Catholic King Richard III is to have an effective state funeral and will be reinterred in a Church of England cathedral more than 500 years after his death.

The only English monarch without a marked grave, his remains were found beneath a council car park in Leicester two years.

The remains of the Catholic king were identified using DNA analysis and other medical assessments.

The king, who reigned from 1483, was killed at the Battle of Bosworth in 1485, in the final battle of the War of the Roses.

Richard had been hastily buried in the grounds of a Franciscan friary, which was subsequently dissolved in Henry VIII’s reign.

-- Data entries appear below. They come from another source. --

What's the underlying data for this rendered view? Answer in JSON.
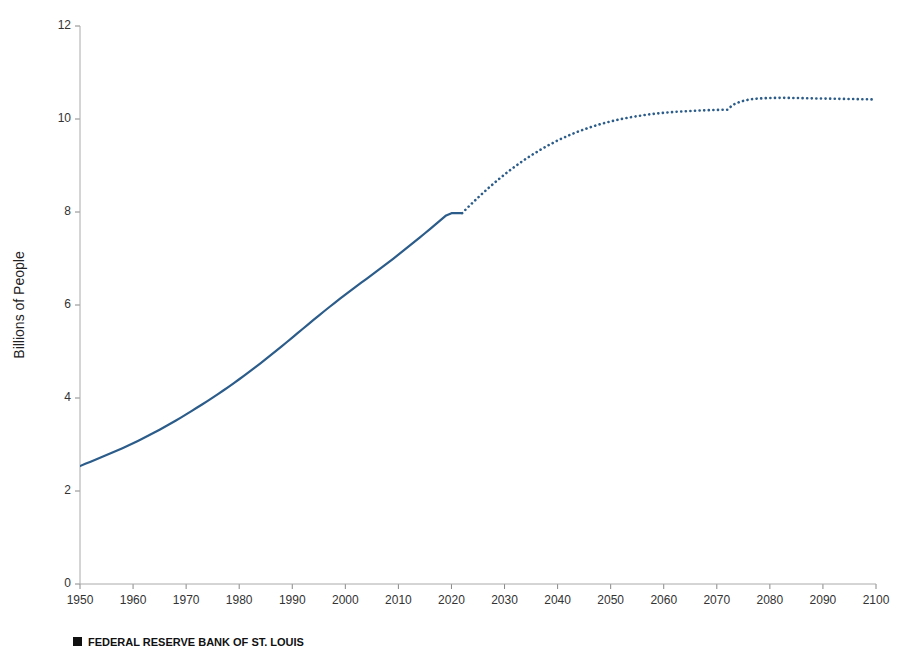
{
  "chart_data": {
    "type": "line",
    "ylabel": "Billions of People",
    "footer": "FEDERAL RESERVE BANK OF ST. LOUIS",
    "xlim": [
      1950,
      2100
    ],
    "ylim": [
      0,
      12
    ],
    "xticks": [
      1950,
      1960,
      1970,
      1980,
      1990,
      2000,
      2010,
      2020,
      2030,
      2040,
      2050,
      2060,
      2070,
      2080,
      2090,
      2100
    ],
    "yticks": [
      0,
      2,
      4,
      6,
      8,
      10,
      12
    ],
    "grid": false,
    "series": [
      {
        "color": "#2B5C8A",
        "line_style": "solid",
        "x": [
          1950,
          1951,
          1952,
          1953,
          1954,
          1955,
          1956,
          1957,
          1958,
          1959,
          1960,
          1961,
          1962,
          1963,
          1964,
          1965,
          1966,
          1967,
          1968,
          1969,
          1970,
          1971,
          1972,
          1973,
          1974,
          1975,
          1976,
          1977,
          1978,
          1979,
          1980,
          1981,
          1982,
          1983,
          1984,
          1985,
          1986,
          1987,
          1988,
          1989,
          1990,
          1991,
          1992,
          1993,
          1994,
          1995,
          1996,
          1997,
          1998,
          1999,
          2000,
          2001,
          2002,
          2003,
          2004,
          2005,
          2006,
          2007,
          2008,
          2009,
          2010,
          2011,
          2012,
          2013,
          2014,
          2015,
          2016,
          2017,
          2018,
          2019,
          2020,
          2021,
          2022
        ],
        "values": [
          2.536,
          2.584,
          2.63,
          2.677,
          2.724,
          2.772,
          2.821,
          2.871,
          2.922,
          2.974,
          3.027,
          3.082,
          3.139,
          3.197,
          3.257,
          3.319,
          3.382,
          3.446,
          3.512,
          3.579,
          3.648,
          3.719,
          3.79,
          3.861,
          3.934,
          4.009,
          4.085,
          4.162,
          4.241,
          4.321,
          4.403,
          4.487,
          4.573,
          4.659,
          4.747,
          4.836,
          4.926,
          5.018,
          5.11,
          5.204,
          5.299,
          5.394,
          5.49,
          5.585,
          5.679,
          5.773,
          5.866,
          5.957,
          6.047,
          6.135,
          6.222,
          6.309,
          6.394,
          6.479,
          6.563,
          6.647,
          6.732,
          6.818,
          6.906,
          6.994,
          7.083,
          7.173,
          7.264,
          7.356,
          7.449,
          7.543,
          7.638,
          7.733,
          7.829,
          7.926,
          7.975,
          7.975,
          7.975
        ]
      },
      {
        "color": "#2B5C8A",
        "line_style": "dotted",
        "x": [
          2022,
          2023,
          2024,
          2025,
          2026,
          2027,
          2028,
          2029,
          2030,
          2031,
          2032,
          2033,
          2034,
          2035,
          2036,
          2037,
          2038,
          2039,
          2040,
          2041,
          2042,
          2043,
          2044,
          2045,
          2046,
          2047,
          2048,
          2049,
          2050,
          2051,
          2052,
          2053,
          2054,
          2055,
          2056,
          2057,
          2058,
          2059,
          2060,
          2061,
          2062,
          2063,
          2064,
          2065,
          2066,
          2067,
          2068,
          2069,
          2070,
          2071,
          2072,
          2073,
          2074,
          2075,
          2076,
          2077,
          2078,
          2079,
          2080,
          2081,
          2082,
          2083,
          2084,
          2085,
          2086,
          2087,
          2088,
          2089,
          2090,
          2091,
          2092,
          2093,
          2094,
          2095,
          2096,
          2097,
          2098,
          2099,
          2100
        ],
        "values": [
          7.975,
          8.09,
          8.2,
          8.31,
          8.415,
          8.518,
          8.618,
          8.714,
          8.807,
          8.896,
          8.981,
          9.063,
          9.141,
          9.215,
          9.286,
          9.354,
          9.418,
          9.479,
          9.537,
          9.591,
          9.642,
          9.69,
          9.735,
          9.777,
          9.817,
          9.854,
          9.888,
          9.919,
          9.948,
          9.975,
          10.0,
          10.022,
          10.043,
          10.062,
          10.079,
          10.095,
          10.109,
          10.122,
          10.133,
          10.143,
          10.152,
          10.16,
          10.167,
          10.173,
          10.179,
          10.184,
          10.188,
          10.192,
          10.195,
          10.198,
          10.2,
          10.302,
          10.354,
          10.39,
          10.417,
          10.432,
          10.442,
          10.448,
          10.452,
          10.454,
          10.455,
          10.455,
          10.454,
          10.452,
          10.449,
          10.447,
          10.444,
          10.442,
          10.44,
          10.438,
          10.436,
          10.434,
          10.432,
          10.43,
          10.428,
          10.426,
          10.424,
          10.422,
          10.42
        ]
      }
    ]
  }
}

The reinterment service will take place at Leicester Cathedral on March 26, following a week of events in Leicestershire to honour Richard.

It will be invite-only, but will be broadcast live on Channel 4 in the United Kingdom.

The remains will be transferred into a lead-lined coffin at Leicester University on March 22 and will travel by hearse to Bosworth for a day of events marking the king’s final movements.

The journey will see the hearse travel through villages that were significant to the monarch’s final days, ahead of a service in Bosworth.

The coffin will then return to Leicester Cathedral in the early evening where a service of reception will be attended by guests invited by David Monteith, the Dean of Leicester.

The monarch’s remains will then lie in repose, his coffin covered with a commissioned pall, for three days to allow for members of the public to pay their respects.

The reinterment comes after a battle between the Plantagenet Alliance – set up by descendants of Richard’s family who wanted him to be reinterred in York Minster as he was known as Richard of York – and Leicester organisations.

A UK court ruled earlier this year that Richard should be reinterred in Leicester – the city where he lost his life.

There had also been some commentators who argued Richard III should be given a Catholic funeral, as he was a Catholic and the Church of England in its present form did not exist at the time of his death.